How-to guide · Core capabilities Read the daily cost counter

Actioncost counter
Audience Cognitive Privacy
Time Always visible — no action required
Permissions None
What this is: A small mono-font readout near the top of the Aside main screen that shows how much your conversation with Aside has cost today, in dollars to three decimal places. It ticks up after each turn, persists across app restarts (stored on your phone, not the server), and resets at local midnight. No surprise bills, no opaque token math — just “here’s what today’s cost so far.”
Try it now

Open Aside on your phone. Look at the top-right of the title row, below the “NEW” link — the small number formatted like $0.123 today is the counter.

Ask Aside something cheap, like “what time is it?”, then watch the number tick up by a fraction of a cent when the turn completes.

Step by step

  1. Find the counter on the main screen

    Open Aside. The cost counter sits across the top of the screen alongside the status pill, in mono type, formatted like $0.XXX today. The number is always to three decimal places — many turns cost less than a cent and you’d never see them otherwise. If today is fresh and you haven’t had a single turn yet, the counter reads $0.000 today.

    The Aside main screen at idle on a Samsung Galaxy S23 Ultra. The top status row shows: the word ‘Aside’ with a red dot on the left, then a status pill reading ‘● IDLE’, then the cost counter in small mono type reading ‘$1.466 today’ (the running total carried forward from earlier turns this calendar day), then the ‘NEW’ link on the far right. Below this row, the breathing orb and the ‘Tell me everything,’ caption fill the center of the screen. At the bottom is the ‘Make Aside my assistant’ button and a row of pills: ‘history’, ‘type’, ‘muted’, ‘memory · 3 new’.
    The cost counter, top of screen. Mono type, three decimal places.
  2. Run a cheap turn

    Tap the type pill at the bottom and type “What time is it?”, then send. The orb does its usual thinking-then-speaking dance and Aside replies. The turn round-trips in a couple of seconds.

    What time is it?
  3. Watch the counter tick up

    Once the turn settles back to ready, look at the counter again. It’s ticked up by a small fraction — usually a fraction of a cent for a short turn like this one. The increment is real: it’s the actual API spend for that exchange, computed on the server from input + output tokens at the model’s posted rates and pushed back to the phone.

    The Aside main screen showing the chat history bottom sheet covering the lower half. Inside the sheet are two entries: a ‘YOU’ block with the line ‘What time is it?’ and an ‘ASIDE’ block with the reply ‘It’s 9:29 a.m. on May sixth.’ At the top of the screen, the cost counter has incremented from ‘$1.466 today’ to ‘$1.493 today’ — a small but visibly larger value than the previous shot. The status pill reads ‘● READY’.
    Counter incremented after one short turn. The increment is the real API cost for that exchange.
  4. Roll-over and persistence

    The counter persists across app restarts — the value is stored locally on your phone, not on the server, and survives reboots, force-stops, and app updates. It resets to $0.000 at local midnight, so each calendar day starts fresh. If you want to track weekly or monthly spend, write the number down at the end of the day before it resets.

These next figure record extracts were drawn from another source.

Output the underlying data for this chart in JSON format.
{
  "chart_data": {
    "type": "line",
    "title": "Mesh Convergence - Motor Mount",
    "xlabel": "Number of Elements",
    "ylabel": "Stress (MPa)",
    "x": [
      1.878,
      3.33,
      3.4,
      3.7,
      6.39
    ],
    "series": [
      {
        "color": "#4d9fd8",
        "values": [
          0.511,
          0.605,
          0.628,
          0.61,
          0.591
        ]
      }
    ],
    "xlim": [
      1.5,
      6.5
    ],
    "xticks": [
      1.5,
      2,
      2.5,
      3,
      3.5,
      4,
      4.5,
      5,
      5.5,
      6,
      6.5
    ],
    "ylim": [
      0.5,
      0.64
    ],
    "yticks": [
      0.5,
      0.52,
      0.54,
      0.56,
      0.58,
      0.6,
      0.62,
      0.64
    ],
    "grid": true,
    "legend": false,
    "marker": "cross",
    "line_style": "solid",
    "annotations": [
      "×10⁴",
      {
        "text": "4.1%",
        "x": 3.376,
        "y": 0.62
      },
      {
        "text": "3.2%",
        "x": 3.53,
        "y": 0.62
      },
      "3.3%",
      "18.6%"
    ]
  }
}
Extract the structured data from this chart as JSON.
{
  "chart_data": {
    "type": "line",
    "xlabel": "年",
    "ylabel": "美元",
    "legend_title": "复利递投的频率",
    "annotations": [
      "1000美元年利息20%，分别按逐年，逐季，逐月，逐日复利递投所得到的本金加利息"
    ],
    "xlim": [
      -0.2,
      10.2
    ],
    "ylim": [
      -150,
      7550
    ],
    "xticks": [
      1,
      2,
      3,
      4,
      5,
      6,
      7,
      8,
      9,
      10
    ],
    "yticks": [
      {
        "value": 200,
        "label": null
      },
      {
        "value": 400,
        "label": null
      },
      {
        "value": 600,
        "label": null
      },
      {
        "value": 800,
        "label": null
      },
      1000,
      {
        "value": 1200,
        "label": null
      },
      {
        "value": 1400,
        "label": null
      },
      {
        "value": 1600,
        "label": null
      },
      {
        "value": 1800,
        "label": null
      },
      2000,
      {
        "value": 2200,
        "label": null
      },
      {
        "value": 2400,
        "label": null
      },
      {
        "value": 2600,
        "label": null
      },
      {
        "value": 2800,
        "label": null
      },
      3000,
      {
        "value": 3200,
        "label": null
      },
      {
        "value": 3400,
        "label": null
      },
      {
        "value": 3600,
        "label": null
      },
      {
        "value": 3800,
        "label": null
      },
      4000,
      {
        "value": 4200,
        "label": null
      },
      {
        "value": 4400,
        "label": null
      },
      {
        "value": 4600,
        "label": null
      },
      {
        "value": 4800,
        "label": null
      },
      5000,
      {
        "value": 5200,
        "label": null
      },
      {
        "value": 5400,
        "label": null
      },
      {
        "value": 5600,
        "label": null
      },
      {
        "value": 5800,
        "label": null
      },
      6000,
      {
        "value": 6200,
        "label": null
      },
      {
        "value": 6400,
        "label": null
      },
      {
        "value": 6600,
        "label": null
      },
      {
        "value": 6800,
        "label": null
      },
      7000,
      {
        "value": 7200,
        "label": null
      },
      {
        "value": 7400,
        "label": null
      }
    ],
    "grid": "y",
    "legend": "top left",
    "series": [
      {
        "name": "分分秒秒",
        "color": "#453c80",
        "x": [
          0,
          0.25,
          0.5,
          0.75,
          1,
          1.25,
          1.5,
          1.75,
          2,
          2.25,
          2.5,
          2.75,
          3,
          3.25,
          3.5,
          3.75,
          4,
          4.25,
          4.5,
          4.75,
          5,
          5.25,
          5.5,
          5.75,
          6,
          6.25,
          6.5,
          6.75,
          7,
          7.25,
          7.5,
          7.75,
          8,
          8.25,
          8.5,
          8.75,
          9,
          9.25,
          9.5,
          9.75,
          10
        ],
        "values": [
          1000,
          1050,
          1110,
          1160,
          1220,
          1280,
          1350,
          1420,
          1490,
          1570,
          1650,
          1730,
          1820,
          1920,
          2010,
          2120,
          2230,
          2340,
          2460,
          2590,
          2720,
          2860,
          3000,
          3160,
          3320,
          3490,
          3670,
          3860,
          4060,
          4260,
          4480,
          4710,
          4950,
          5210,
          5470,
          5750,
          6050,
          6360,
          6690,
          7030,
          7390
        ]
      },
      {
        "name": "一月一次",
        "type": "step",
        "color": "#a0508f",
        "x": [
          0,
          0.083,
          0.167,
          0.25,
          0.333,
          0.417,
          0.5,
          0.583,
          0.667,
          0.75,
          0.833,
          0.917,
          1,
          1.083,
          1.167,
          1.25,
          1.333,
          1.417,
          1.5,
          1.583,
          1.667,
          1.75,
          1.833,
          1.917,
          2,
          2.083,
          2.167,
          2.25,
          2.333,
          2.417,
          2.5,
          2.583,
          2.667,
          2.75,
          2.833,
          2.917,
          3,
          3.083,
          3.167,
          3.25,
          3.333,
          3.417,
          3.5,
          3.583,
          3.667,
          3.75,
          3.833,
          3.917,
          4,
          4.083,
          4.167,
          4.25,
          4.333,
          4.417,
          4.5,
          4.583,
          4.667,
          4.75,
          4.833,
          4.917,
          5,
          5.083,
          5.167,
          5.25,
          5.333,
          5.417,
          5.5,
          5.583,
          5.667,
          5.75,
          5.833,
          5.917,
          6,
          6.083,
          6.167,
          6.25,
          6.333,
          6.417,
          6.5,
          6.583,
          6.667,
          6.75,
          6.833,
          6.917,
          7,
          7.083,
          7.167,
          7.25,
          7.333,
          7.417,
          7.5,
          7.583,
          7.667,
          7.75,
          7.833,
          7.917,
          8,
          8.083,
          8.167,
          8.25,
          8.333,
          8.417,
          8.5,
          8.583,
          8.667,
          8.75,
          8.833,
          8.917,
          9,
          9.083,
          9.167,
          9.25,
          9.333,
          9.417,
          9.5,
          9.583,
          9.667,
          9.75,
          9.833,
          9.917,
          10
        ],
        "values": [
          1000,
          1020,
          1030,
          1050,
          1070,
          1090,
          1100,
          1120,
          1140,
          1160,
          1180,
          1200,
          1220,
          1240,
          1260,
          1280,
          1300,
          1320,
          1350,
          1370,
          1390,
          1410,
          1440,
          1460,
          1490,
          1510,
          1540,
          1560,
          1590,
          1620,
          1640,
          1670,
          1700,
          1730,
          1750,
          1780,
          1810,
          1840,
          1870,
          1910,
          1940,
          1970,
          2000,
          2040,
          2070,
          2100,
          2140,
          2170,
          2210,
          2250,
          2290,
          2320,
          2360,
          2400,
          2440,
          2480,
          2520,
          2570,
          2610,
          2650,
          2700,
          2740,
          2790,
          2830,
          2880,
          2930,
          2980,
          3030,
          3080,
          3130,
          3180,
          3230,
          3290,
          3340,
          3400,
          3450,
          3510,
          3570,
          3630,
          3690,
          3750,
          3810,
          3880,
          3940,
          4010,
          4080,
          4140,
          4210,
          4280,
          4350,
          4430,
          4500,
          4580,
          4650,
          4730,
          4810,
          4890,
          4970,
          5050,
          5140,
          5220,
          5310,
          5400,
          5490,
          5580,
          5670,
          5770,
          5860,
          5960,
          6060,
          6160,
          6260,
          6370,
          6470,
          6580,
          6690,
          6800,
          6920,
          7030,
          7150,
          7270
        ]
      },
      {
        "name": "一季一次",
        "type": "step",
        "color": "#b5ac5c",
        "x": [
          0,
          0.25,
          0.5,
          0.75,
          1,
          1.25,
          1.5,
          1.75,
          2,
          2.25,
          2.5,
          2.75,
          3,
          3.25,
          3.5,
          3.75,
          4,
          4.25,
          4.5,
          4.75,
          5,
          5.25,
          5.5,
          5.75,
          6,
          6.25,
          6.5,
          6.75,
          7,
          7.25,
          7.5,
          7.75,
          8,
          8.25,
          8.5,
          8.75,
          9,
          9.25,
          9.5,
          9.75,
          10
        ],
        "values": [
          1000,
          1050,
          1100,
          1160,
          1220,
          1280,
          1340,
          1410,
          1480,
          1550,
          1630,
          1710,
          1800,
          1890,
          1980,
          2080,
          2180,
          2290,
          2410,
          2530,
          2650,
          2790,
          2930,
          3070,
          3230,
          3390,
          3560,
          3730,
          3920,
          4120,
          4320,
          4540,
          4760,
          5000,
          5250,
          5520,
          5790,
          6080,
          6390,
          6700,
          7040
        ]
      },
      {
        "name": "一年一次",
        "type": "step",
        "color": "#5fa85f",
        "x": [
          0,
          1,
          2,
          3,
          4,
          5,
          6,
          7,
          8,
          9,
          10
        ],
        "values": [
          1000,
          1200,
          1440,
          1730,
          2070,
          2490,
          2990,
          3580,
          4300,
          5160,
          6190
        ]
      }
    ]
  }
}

    A full-frame view of the Aside main screen with the text-input field visible. The top status row prominently displays the cost counter ‘$1.493 today’ in mono type beside the ‘● READY’ status pill — the same incremented value as in the previous shot, isolated here against the calm warm-paper background. The decimal precision is visible to three places.
    Close-up of the cost counter. Mono type, three decimal places, ‘today’ suffix to make the timeframe explicit.
Why we show the cost at all: Most assistants hide the meter. Aside doesn’t. The reason is straightforward: this is your money, the model is a paid API, and you should be able to see what it cost without asking. If a turn felt expensive, the counter is the cheapest way to find out.
Note on accuracy: The figure shown is the actual model cost for the turn, summed at the server. It does not include the small fixed cost of the speech-to-text and text-to-speech pipelines — those are fractions of a cent per turn and absorbed into the per-account allowance. If you ever need an exact accounting of every token charged, ask Aside “what was the last turn’s cost breakdown?” — it can recite the numbers from the most recent response.